MENTERI Badan Usaha Milik Negara (BUMN) Erick Thohir mendukung sepenuhnya inisiatif Dewan Perwakilan Rakyat (DPR) dalam merumuskan Rancangan Undang-Undang (RUU) BUMN. Erick menilai RUU BUMN dapat menjadi terobosan dalam menyelesaikan sejumlah persoalan yang telah lama terjadi di BUMN.
“Dari informasi yang kami terima, RUU ini sudah diparipurnakan pada 3 Oktober, dan saat ini masih berada di tahap pengajuan pimpinan. Kami masih menunggu proses berikutnya, apakah Surpres (Surat Presiden) akan dikeluarkan,” ungkap Erick dalam rapat kerja (raker) dengan Komisi VI DPR di Gedung DPR, Jakarta, pada Senin (4/12/2023).
Erick mengatakan bahwa RUU BUMN akan menjadi lompatan besar dalam menghadapi kompleksitas persoalan yang ada di BUMN. Salah satu poin penting dalam RUU ini adalah pengaturan penugasan pemerintah kepada BUMN.
“Dengan disetujuinya RUU ini, akan banyak persoalan yang dapat diselesaikan,” ungkapnya.
Sambil menunggu RUU BUMN selesai, Erick juga bekerja sama dengan Badan Pengawasan Keuangan dan Pembangunan (BPKP) untuk mengatur penyelesaian perselisihan antarBUMN.
Erick menyatakan bahwa Kepala BPKP Muhammad Yusuf Ateh akan menyiapkan sejumlah aturan dasar yang mengatur penyelesaian perselisihan antarBUMN.
“Bersama Pak Ateh, kita akan membuat aturan-aturan dasar mengenai penyelesaian perselisihan antarBUMN, yang sebenarnya sudah ada di RUU BUMN. BPKP juga sudah menyetujui mengenai penugasan tersebut, yang mana kami telah bekerja sama dengan Kementerian Keuangan, PUPR, dan ESDM,” kata Erick.
Sebelumnya, Erick mengatakan bahwa RUU BUMN akan mensinkronisasi penugasan pemerintah terhadap BUMN. Dengan demikian, penugasan kepada BUMN akan menjadi lebih jelas dan terkoordinasi dengan baik.

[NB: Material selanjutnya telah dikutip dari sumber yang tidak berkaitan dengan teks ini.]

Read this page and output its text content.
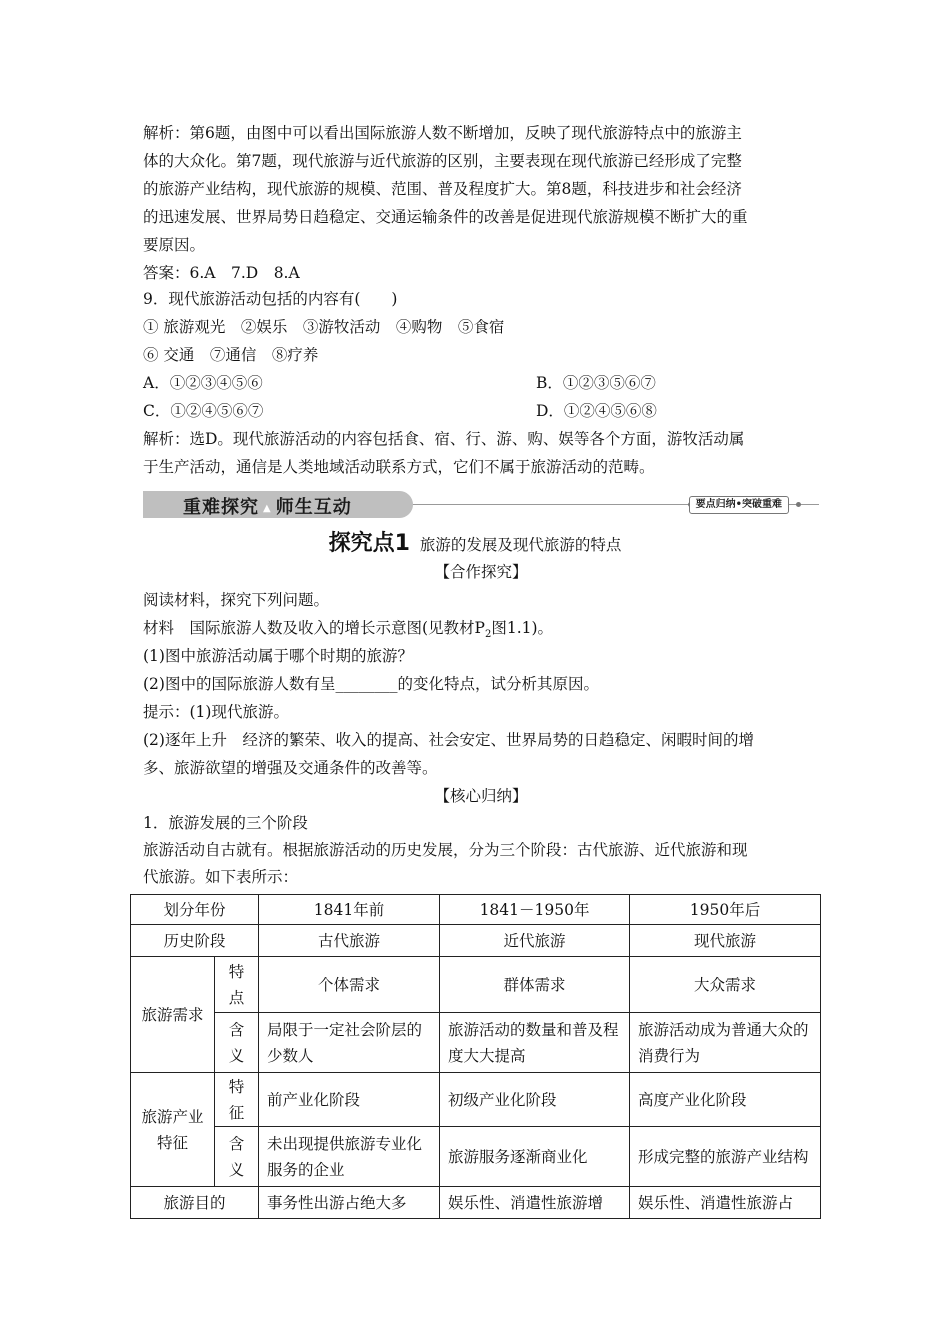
解析：第6题，由图中可以看出国际旅游人数不断增加，反映了现代旅游特点中的旅游主
体的大众化。第7题，现代旅游与近代旅游的区别，主要表现在现代旅游已经形成了完整
的旅游产业结构，现代旅游的规模、范围、普及程度扩大。第8题，科技进步和社会经济
的迅速发展、世界局势日趋稳定、交通运输条件的改善是促进现代旅游规模不断扩大的重
要原因。
答案：6.A　7.D　8.A
9．现代旅游活动包括的内容有(　　)
① 旅游观光　②娱乐　③游牧活动　④购物　⑤食宿
⑥ 交通　⑦通信　⑧疗养
A．①②③④⑤⑥	B．①②③⑤⑥⑦
C．①②④⑤⑥⑦	D．①②④⑤⑥⑧
解析：选D。现代旅游活动的内容包括食、宿、行、游、购、娱等各个方面，游牧活动属
于生产活动，通信是人类地域活动联系方式，它们不属于旅游活动的范畴。
重难探究 ▲ 师生互动	要点归纳•突破重难
探究点1 旅游的发展及现代旅游的特点
【合作探究】
阅读材料，探究下列问题。
材料　国际旅游人数及收入的增长示意图(见教材$P_2$图1.1)。
(1)图中旅游活动属于哪个时期的旅游？
(2)图中的国际旅游人数有呈________的变化特点，试分析其原因。
提示：(1)现代旅游。
(2)逐年上升　经济的繁荣、收入的提高、社会安定、世界局势的日趋稳定、闲暇时间的增
多、旅游欲望的增强及交通条件的改善等。
【核心归纳】
1．旅游发展的三个阶段
旅游活动自古就有。根据旅游活动的历史发展，分为三个阶段：古代旅游、近代旅游和现
代旅游。如下表所示：
划分年份		1841年前	1841－1950年	1950年后
历史阶段		古代旅游	近代旅游	现代旅游
旅游需求	特点	个体需求	群体需求	大众需求
	含义	局限于一定社会阶层的少数人	旅游活动的数量和普及程度大大提高	旅游活动成为普通大众的消费行为
旅游产业特征	特征	前产业化阶段	初级产业化阶段	高度产业化阶段
	含义	未出现提供旅游专业化服务的企业	旅游服务逐渐商业化	形成完整的旅游产业结构
旅游目的		事务性出游占绝大多	娱乐性、消遣性旅游增	娱乐性、消遣性旅游占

Dalam RUU tersebut, Erick juga menjelaskan aturan tentang penyertaan modal negara (PMN), yang sering menjadi polemik. Padahal kenyataannya, BUMN memberikan dividen atau setoran kepada negara yang jumlahnya jauh lebih besar.
Erick mengatakan bahwa jumlah utang BUMN sebesar Rp 1.600 triliun masih lebih rendah daripada modalnya yang mencapai Rp 3.100 triliun.
“Situasi ini seakan-akan hanya menunjukkan bahwa BUMN terus menerima suntikan modal tanpa memberikan dividen yang cukup, padahal dalam dunia usaha, biasanya rasio tersebut adalah utang sebesar 70% dan modal sebesar 30%. Namun, dalam kasus BUMN, modalnya lebih besar yaitu 65% dibandingkan utangnya yang hanya 35%,” lanjut Erick.